The view was indeed difficult, but I managed to slide a breathing tube in on the first try, using some adjusted manuevers I had picked up during residency.

The woman I helped thanked me. We were both relieved. Did I think any less of her knowledge and skill because of the help I gave? Of course not. Our roles could easily, EASILY have been reversed. These things happen to EVERYBODY, regardless of training level, skill, and experience.

So why, when my colleague M. had to rescue a spinal I just could not for the life of me get in, did I feel so very, very bad?

I had trouble locating the patient's anatomical landmarks, which were obscured and a little distorted due to steatopygia and other physical features. I tried for several minutes at different locations and felt like I was hitting bone everywhere. There were two surgeons and two or three nurses in the room watching and waiting as I inserted the needle into the patient and kept failing. I called a colleague into the room to help me out.

M. arrived. M. is the best anesthesiologist in my group. He is young and smart , wonderful with his patients, and he never misses a procedure. He is leaving our group to practice in a hospital closer to where he lives, and the entire hospital is abuzz over his departure, saddened to lose such a great talent.
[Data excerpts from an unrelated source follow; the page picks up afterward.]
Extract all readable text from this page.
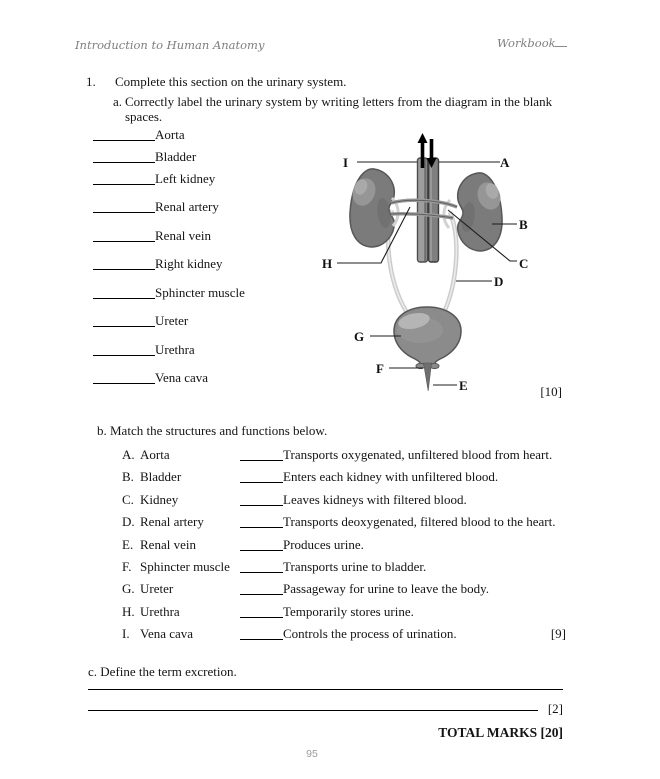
Introduction to Human Anatomy	Workbook
1. Complete this section on the urinary system.
a. Correctly label the urinary system by writing letters from the diagram in the blank
spaces.
Aorta
Bladder
Left kidney
Renal artery
Renal vein
Right kidney
Sphincter muscle
Ureter
Urethra
Vena cava
A
B
C
D
E
F
G
H
I
[10]
b. Match the structures and functions below.
A. Aorta	Transports oxygenated, unfiltered blood from heart.
B. Bladder	Enters each kidney with unfiltered blood.
C. Kidney	Leaves kidneys with filtered blood.
D. Renal artery	Transports deoxygenated, filtered blood to the heart.
E. Renal vein	Produces urine.
F. Sphincter muscle	Transports urine to bladder.
G. Ureter	Passageway for urine to leave the body.
H. Urethra	Temporarily stores urine.
I. Vena cava	Controls the process of urination.	[9]
c. Define the term excretion.
[2]
TOTAL MARKS [20]
95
He inserted the spinal needle into a different spot. He hit resistance and withdrew it again, saying it felt like bone. He reinserted the needle, pulled out the stylet, and out came a beautiful, clear, slow stream of cerebrospinal fluid. Bingo. He was in. He injected the spinal medication, and we were ready to go.

He graciously tried to console me by saying the ligament felt like bone the whole time, and maybe I withdrew when I was actually in the right place.
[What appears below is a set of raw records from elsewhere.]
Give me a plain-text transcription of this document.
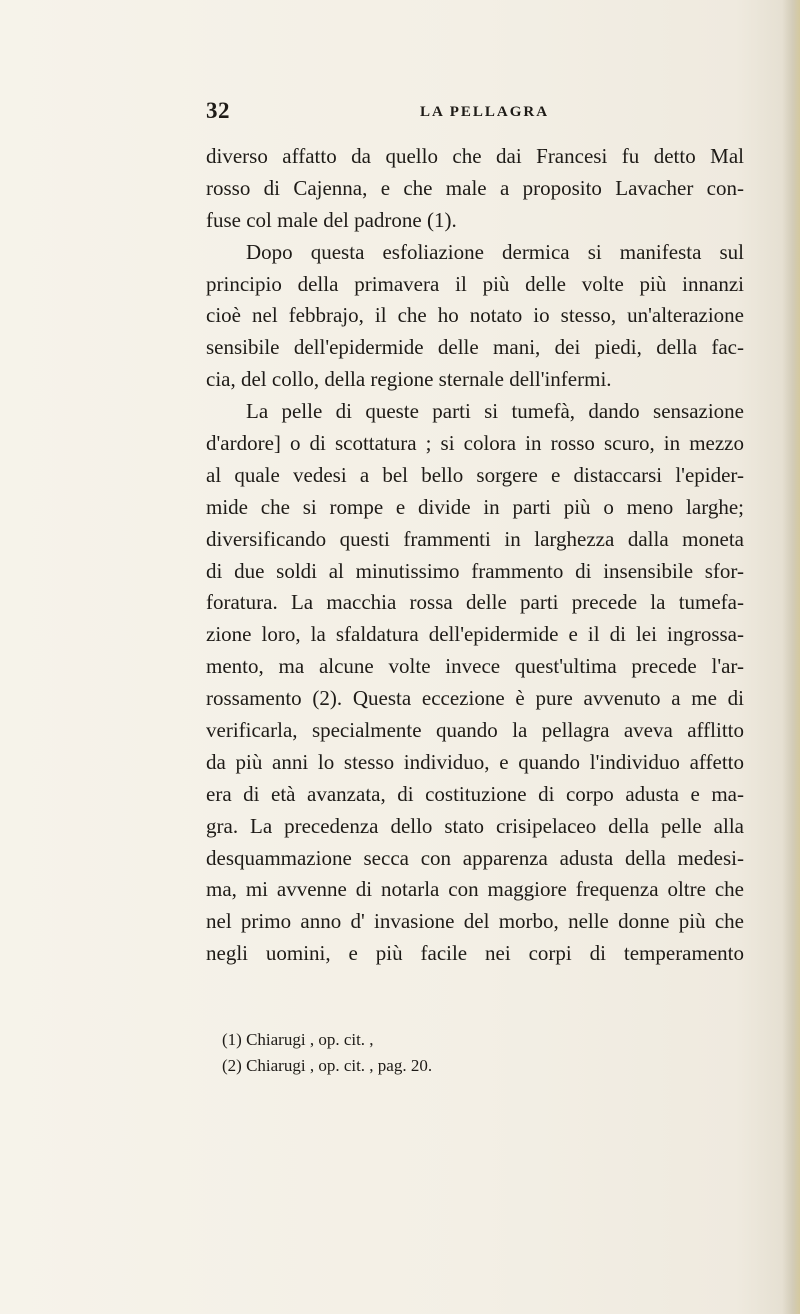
32	LA PELLAGRA
diverso affatto da quello che dai Francesi fu detto Mal
rosso di Cajenna, e che male a proposito Lavacher con-
fuse col male del padrone (1).
Dopo questa esfoliazione dermica si manifesta sul
principio della primavera il più delle volte più innanzi
cioè nel febbrajo, il che ho notato io stesso, un'alterazione
sensibile dell'epidermide delle mani, dei piedi, della fac-
cia, del collo, della regione sternale dell'infermi.
La pelle di queste parti si tumefà, dando sensazione
d'ardore] o di scottatura ; si colora in rosso scuro, in mezzo
al quale vedesi a bel bello sorgere e distaccarsi l'epider-
mide che si rompe e divide in parti più o meno larghe;
diversificando questi frammenti in larghezza dalla moneta
di due soldi al minutissimo frammento di insensibile sfor-
foratura. La macchia rossa delle parti precede la tumefa-
zione loro, la sfaldatura dell'epidermide e il di lei ingrossa-
mento, ma alcune volte invece quest'ultima precede l'ar-
rossamento (2). Questa eccezione è pure avvenuto a me di
verificarla, specialmente quando la pellagra aveva afflitto
da più anni lo stesso individuo, e quando l'individuo affetto
era di età avanzata, di costituzione di corpo adusta e ma-
gra. La precedenza dello stato crisipelaceo della pelle alla
desquammazione secca con apparenza adusta della medesi-
ma, mi avvenne di notarla con maggiore frequenza oltre che
nel primo anno d' invasione del morbo, nelle donne più che
negli uomini, e più facile nei corpi di temperamento
(1) Chiarugi , op. cit. ,
(2) Chiarugi , op. cit. , pag. 20.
It didn't matter. I felt like a mediocre schmuck. I had a feeling he would get it in about two seconds, and he basically did. I was glad for the patient, of course, because even though we had numbed the area with local anesthetic for comfort, it's still a drag to have to sit there while someone pokes you with needles, no matter how fine. But the humble pie was churning around in my stomach.

Is there such a thing as a job where you don't have to be 100% good at something 100% of the time and be 100% responsible for people in a workplace that's open 100% of the day and 100% of the year?

I've felt a lot of things about work. Satisfied. Tired. Occasionally proud. Sometimes frustrated. But complacent? Not a chance.